MRBTA workers said Ms Savage cleared out her office on Saturday morning, leaving it unlocked and with her uniform on a chair.
Last Monday, the Times asked MRBTA for details about Ms Savage’s role and what steps were taken to address the transition, but further questions went unanswered.
While MRBTA was saying Ms Savage was on leave, insiders were saying her departure followed months of tension in the day-to-day running of the region’s peak tourism body.
In response to inquiries over LinkedIn – after the chief’s phone, which comes with the job, went repeatedly to voicemail – Ms Savage at the time said she had not left the organisation.
“I’m away on leave and haven’t taken the work phone with me,” she said.

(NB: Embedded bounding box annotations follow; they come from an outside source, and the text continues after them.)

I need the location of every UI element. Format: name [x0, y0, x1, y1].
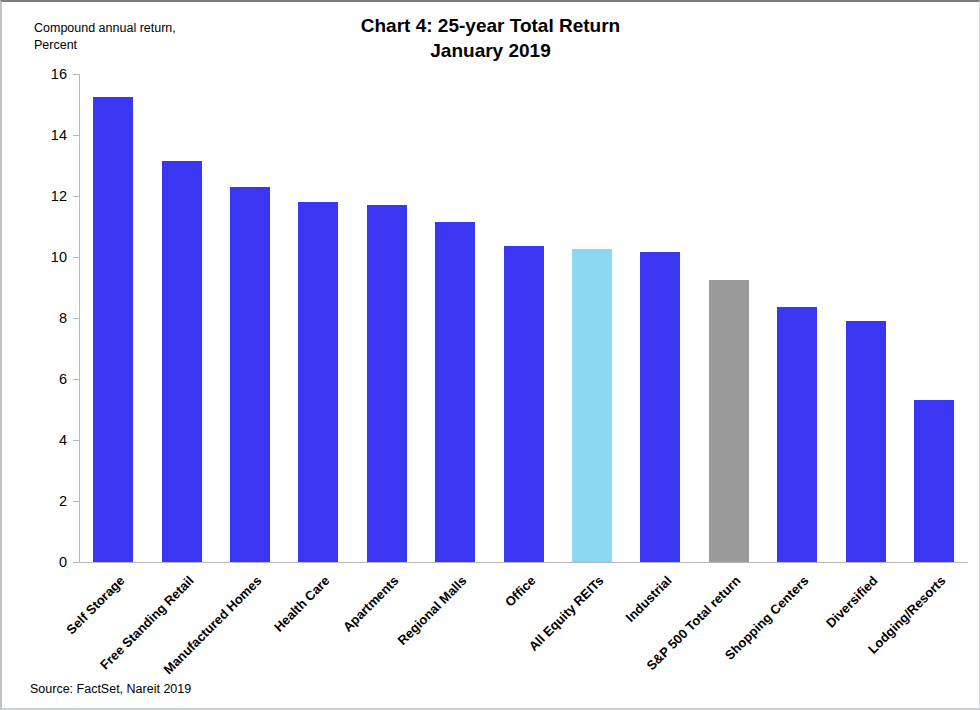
- y-tick-mark: [73, 440, 79, 441]
- y-tick-label: 14: [21, 128, 67, 142]
- y-tick-mark: [73, 74, 79, 75]
- bar: [709, 280, 749, 562]
- bar: [640, 252, 680, 562]
- y-tick-label: 10: [21, 250, 67, 264]
- bar: [435, 222, 475, 562]
- y-axis-line: [79, 74, 80, 562]
- x-axis-line: [79, 562, 968, 563]
- y-tick-label: 12: [21, 189, 67, 203]
- bar: [572, 249, 612, 562]
- chart-title-line1: Chart 4: 25-year Total Return: [2, 13, 979, 38]
- y-tick-label: 2: [21, 494, 67, 508]
- bar: [230, 187, 270, 562]
- y-tick-mark: [73, 135, 79, 136]
- bar: [777, 307, 817, 562]
- bar: [846, 321, 886, 562]
- y-tick-label: 6: [21, 372, 67, 386]
- source-note: Source: FactSet, Nareit 2019: [30, 682, 191, 696]
- y-tick-mark: [73, 562, 79, 563]
- y-tick-mark: [73, 501, 79, 502]
- bar: [504, 246, 544, 562]
- y-tick-mark: [73, 318, 79, 319]
- bar: [914, 400, 954, 562]
- y-tick-label: 0: [21, 555, 67, 569]
- y-tick-label: 16: [21, 67, 67, 81]
- y-tick-mark: [73, 379, 79, 380]
- y-tick-mark: [73, 196, 79, 197]
- bar: [367, 205, 407, 562]
- y-tick-label: 8: [21, 311, 67, 325]
- bar: [298, 202, 338, 562]
- bar: [93, 97, 133, 562]
- chart-title-line2: January 2019: [2, 38, 979, 63]
- chart-title: Chart 4: 25-year Total Return January 20…: [2, 13, 979, 63]
- bar: [162, 161, 202, 562]
- y-tick-label: 4: [21, 433, 67, 447]
- y-tick-mark: [73, 257, 79, 258]
- chart-frame: Compound annual return, Percent Chart 4:…: [0, 0, 980, 710]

“I haven’t cleared out my office – that’s mad.
“I just needed some files to do some study at home.
“All is fine thanks, enjoying the rain and a bit if nature time (sic).”
Appointed to the position seven months ago, Ms Savage was chosen after a lengthy interview process that failed to select a replacement in the first round.
Her departure comes amid high-ranking concerns about diminishing visitor numbers in the Margaret River region and disquiet from local Noongars about Aboriginal heritage conservation issues.
Visitor numbers to the region have plummeted in the past year, with a 15.8 drop in overseas tourists in 2017.
In March, MRBTA acknowledged its stalled Mammoth Cave redevelopment started without Federal Aboriginal heritage clearance or Aboriginal supervision.
Wadandi elder Bill Webb has since demanded the region’s MRBTA-managed caves return to the control of Aboriginal custodians to drive reconciliation and give local Noongars economic independence.
Ms Savage replaced former chief executive Pip Close, who now works in North Queensland.